Chores can be tough if you have rheumatoid arthritis (RA). Here's a rundown of the best ways to prepare your home for winter—safely and without joint pain.

Rake leaves

Having one "dominant" leg is common in patients and can make raking difficult, says the physical therapist John Gallucci Jr., founder of JAG Physical Therapy. "The tendency is to push off your stronger leg over and over, taxing that limb. To prevent pain, try to alternate legs and take regular breaks."

Even better: "Invest in a leaf blower that does most of the work for you. They run as little as $40 and can save you a lot of strain."

Tip! Stock up on sidewalk salt now. That way you won't have to carry heavy bags down the driveway when it's already icy outside.

Move deck furniture

Start by putting on your winter boots, even if it isn't snowy or icy: "It may seem like going overboard, but the extra traction stabilizes your legs and keeps you from slipping on wet leaves or mud," says John D. Kelly IV, MD, associate professor of clinical orthopedic surgery at University of Pennsylvania. "Once you're ready, keep furniture as close to your body as possible, and never try to lift an item above your head. As a general rule, avoid carrying anything over 20 pounds—according to the laws of biomechanics, doing so exerts 80 pounds of force on your knees and 90 pounds on your hips!"

Plant bulbs

Many of my patients love gardening and swear by long-handled bulb planters," says Gallucci. "They're special tools that let you remove and replace soil while standing, so you don't have to squat. For gardening tasks that require kneeling, bring out an old sofa cushion or roll up a few towels for support."
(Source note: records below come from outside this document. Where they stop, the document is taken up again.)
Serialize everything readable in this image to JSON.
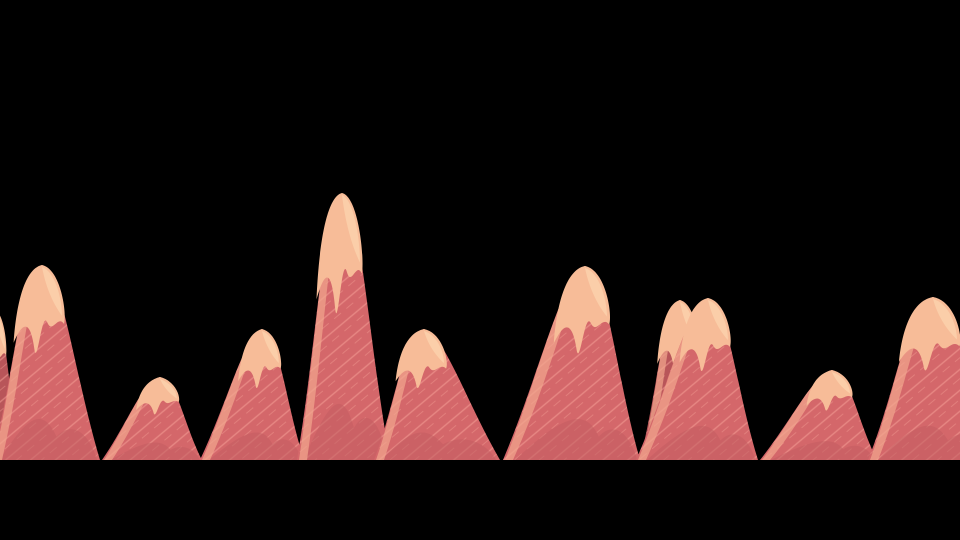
{
  "scene": {
    "background": "#000000",
    "element": "mountain-range",
    "mountain_count": 11
  },
  "palette": {
    "body": "#d4676a",
    "body_dark": "#b85559",
    "shade": "#c25c60",
    "snow": "#f7bc98",
    "snow_light": "#fcd1ac",
    "rim": "#f2a88e",
    "hatch": "#f5a296"
  }
}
Tip! When planning your garden, put plants that require less care (like perennials) in hard-to-reach places, and plant annuals where they're easily accessible.
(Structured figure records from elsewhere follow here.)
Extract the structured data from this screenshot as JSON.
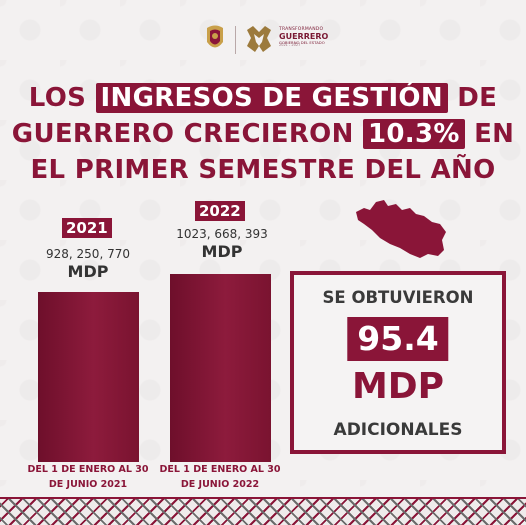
{
  "header": {
    "logo_line1": "TRANSFORMANDO",
    "logo_line2": "GUERRERO",
    "logo_line3": "GOBIERNO DEL ESTADO",
    "logo_line4": "2021 - 2027"
  },
  "headline": {
    "line1_a": "LOS",
    "line1_hl": "INGRESOS DE GESTIÓN",
    "line1_b": "DE",
    "line2_a": "GUERRERO CRECIERON",
    "line2_hl": "10.3%",
    "line2_b": "EN",
    "line3": "EL PRIMER SEMESTRE DEL AÑO"
  },
  "bars": [
    {
      "year": "2021",
      "amount": "928, 250, 770",
      "unit": "MDP",
      "period_line1": "DEL 1 DE ENERO AL 30",
      "period_line2": "DE JUNIO 2021",
      "value": 928250770
    },
    {
      "year": "2022",
      "amount": "1023, 668, 393",
      "unit": "MDP",
      "period_line1": "DEL 1 DE ENERO AL 30",
      "period_line2": "DE JUNIO 2022",
      "value": 1023668393
    }
  ],
  "summary": {
    "line1": "SE OBTUVIERON",
    "number": "95.4",
    "unit": "MDP",
    "line2": "ADICIONALES"
  },
  "colors": {
    "accent": "#8a1538",
    "background": "#f3f1f1",
    "text": "#333333"
  }
}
Touch up decks or railings

If you reach too far to recover a dropped paintbrush or use your grabber to pick up something a few feet away from where you're standing, you can injure your shoulders, back or hips, or even slip and fall, Gallucci warns. "To prevent that, keep everything you need within arm's reach. Try using a tool belt or a carpenter's apron, and, if you're using a grabber, walk over to the item so it's by your foot, and then grab it."

Tip! If tools tend to slip out of your hands, wrap them with foam tubing (or several layers of duct tape) to make them easier to grasp.

Take clothes out from storage

It may be too late for this season, but if you're currently using large storage bins, swap them for small ones when storing your warm-weather wardrobe. "Move boxes slowly, one by one," says Dr. Kelly. Distributing the contents of larger boxes among smaller ones—no matter what they contain—is one of the easiest ways to protect against injury, he says.

Tip! Having bulky items delivered? Ask that they be mailed in smaller boxes when possible.

Climb a ladder

"If you have to climb above the third rung of a ladder, your chances of falling increase dramatically and it's better to ask someone else to do it," says Gallucci. Even when you're on the first and second rungs, be careful. "To keep your balance, don't lean too far to one side; your bellybutton should never go past one side of the ladder."

Tip! Never stand on furniture to reach something; this seemingly simple act is one of the most common causes of injuries.

Prune trees

Because it involves a motion we rarely use, reaching overhead to trim a tree or a tall hedge can lead to sharp pains and spasms. That's why Gallucci recommends gently stretching your shoulders before and after you start pruning, and making sure that your shears are sharp to spare yourself needless repetitive motions.